In the Battle of Lahore in 1021 AD, we see a six-month long siege in which the Hindu Shahi rulers were completely destroyed.

It was here that the military prowess of Ayaz came to the front, and his respect among other military commanders increased. But once Lahore fell, an angry Mahmud ordered that the city be flattened and every citizen killed or taken slave to be sold in the markets of Ghazni and Central Asia. Over 100,000 slaves were taken to Ghazni.

Once his anger was quenched at a flattened Lahore, he made his favourite Malik Ayaz the governor with the command that he wanted to see a new Lahore rebuilt with a strong fort.

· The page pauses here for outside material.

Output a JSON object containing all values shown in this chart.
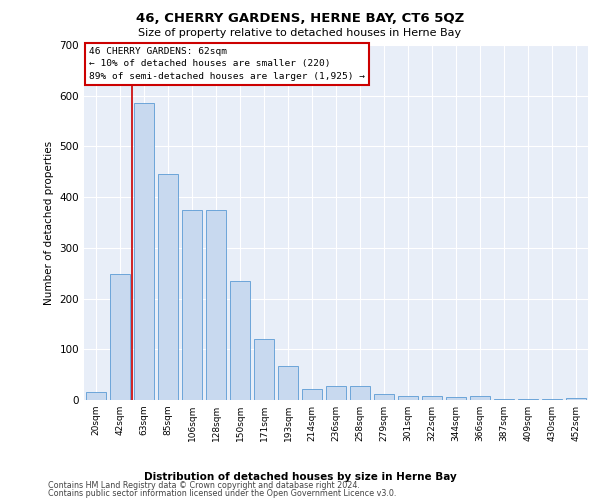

In the past we have seen it mentioned, and to be honest I have also quoted such sources, that the new Lahore Fort was made of mud walls.

It seems that Malik Ayaz rebuilt the Lahore Fort on the same site as the destroyed one, but with a base of burnt bricks. This was to make sure that during times of flooding of the River Ravi, the base was not eroded.

We also know from archaeological digging done inside the fort in 1952 that he had raised the inner flooring by approximately 25 feet, or the height of four horses as an old manuscript tells us.

The old walled city of Lahore was also rebuilt with mud walls, and soon the city regained its glory with new houses and huge gardens and wells.

The Lahore of Malik Ayaz rose to become a major city of learning, of poetry, of fine life and of fine food, a reputation it has maintained even in the worst of times since. But to Mahmud his slave was to prove wrong all speculations about his loyalty.

One favourite story is that people reported that he was storing wealth to one day return to Georgia a very wealthy man. Mahmud listened to such rumours and one day came to spy on his slave. He found him go every day to a place where a massive trunk existed. Mahmud spied on him and discovered that he went to see the old rags he wore as a slave and to praise Mahmud for his kindness.

On his death Malik Ayaz was buried outside the walls of the then Lahore, and the grave had a beautiful tomb on it, which remained so till in 1811 when the Sikhs knocked it down.

The simple one room grave that exists today was built by traders after 1947. Does Malik Ayaz, Georgian slave, Governor of Lahore and the man who rebuilt a ruined city deserve a better tomb? The answer lies entrenched in our prejudices.